The central Jesuit principle ad majorem Dei gloriam gets to this idea. It says that nothing we experience can possibly exclude God or evade God, because God is present in every thing, every circumstance, every movement and every season in creation. God is the glitter on our craft table—it’s everywhere, covering everything all at once, regardless of whether that was your intention.
In our text today, God shares three imperatives:
1) You shall have no other gods before me … you shall not make for yourself an idol.
2) You shall not make wrongful use of the name of the Lord your God
3) Remember the Sabbath Day and keep it holy
When we read these commandments through the lens of God’s everywhere-ness, we realize that they are much less directives and much more recollections of God’s inevitable, inescapable, incomparable connection to God’s people. Let’s take some artistic liberties in translating:
1) “I’m here, with you and for you. You have no need for other gods or idolatrous forces in your life.”

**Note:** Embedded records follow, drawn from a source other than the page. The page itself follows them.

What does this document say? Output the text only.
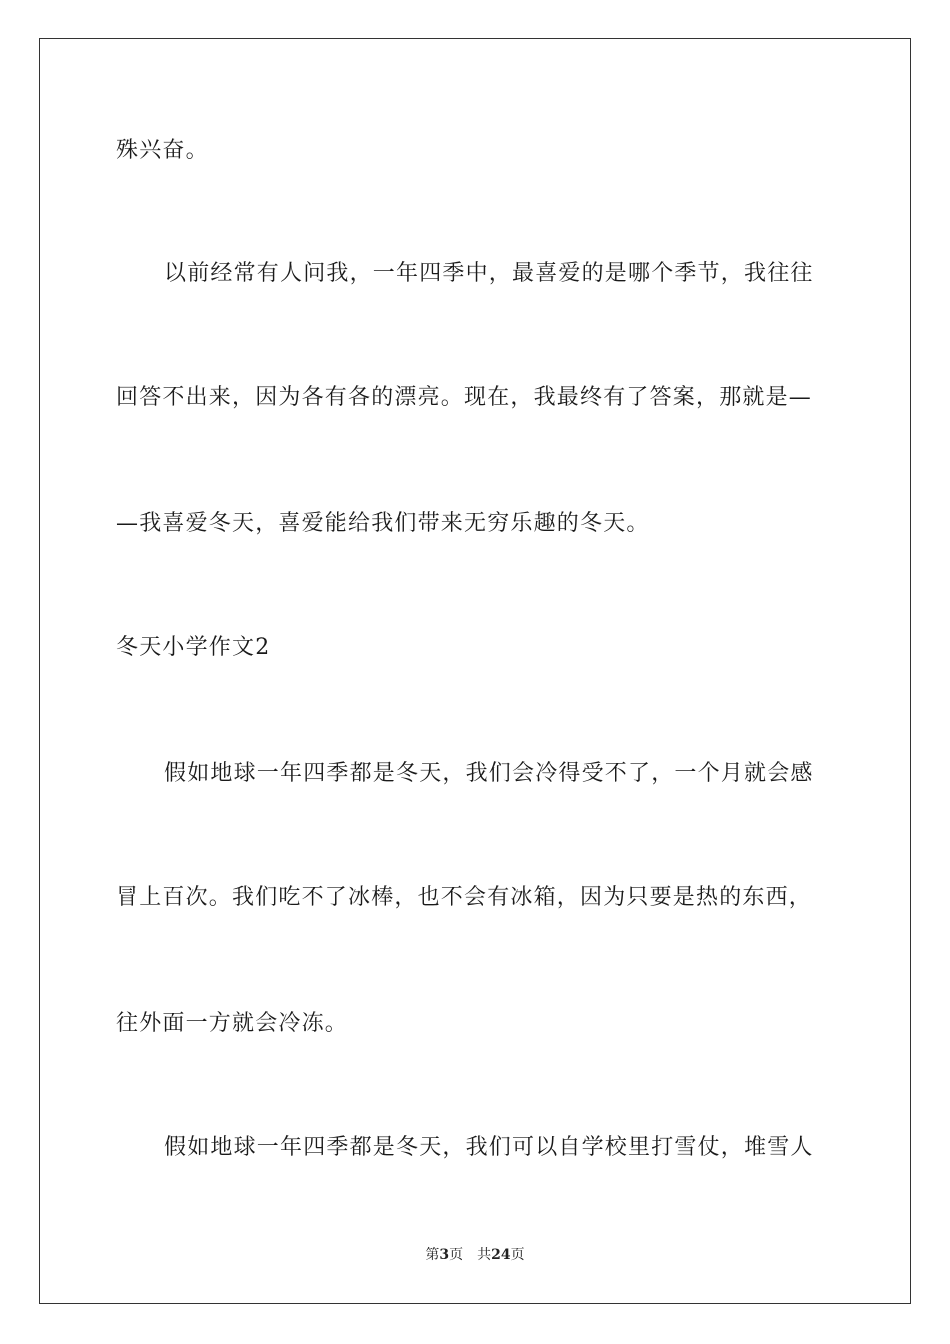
殊兴奋。
以前经常有人问我，一年四季中，最喜爱的是哪个季节，我往往
回答不出来，因为各有各的漂亮。现在，我最终有了答案，那就是—
—我喜爱冬天，喜爱能给我们带来无穷乐趣的冬天。
冬天小学作文2
假如地球一年四季都是冬天，我们会冷得受不了，一个月就会感
冒上百次。我们吃不了冰棒，也不会有冰箱，因为只要是热的东西，
往外面一方就会冷冻。
假如地球一年四季都是冬天，我们可以自学校里打雪仗，堆雪人
第3页 共24页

2) “I am only for you—you will not find me in spaces, places, or causes that seek to harm you.”
3) “Let’s never forget that the creative connection between us is where your energy comes from. Let’s give it space to recharge.”
Our main takeaway—our comfort—today is that God’s everywhere-ness is the real, true basis of self-building. There is an unshakable connection between us and our Creator that lays the relational groundwork for our entire identity in Christ and our entire life in faith.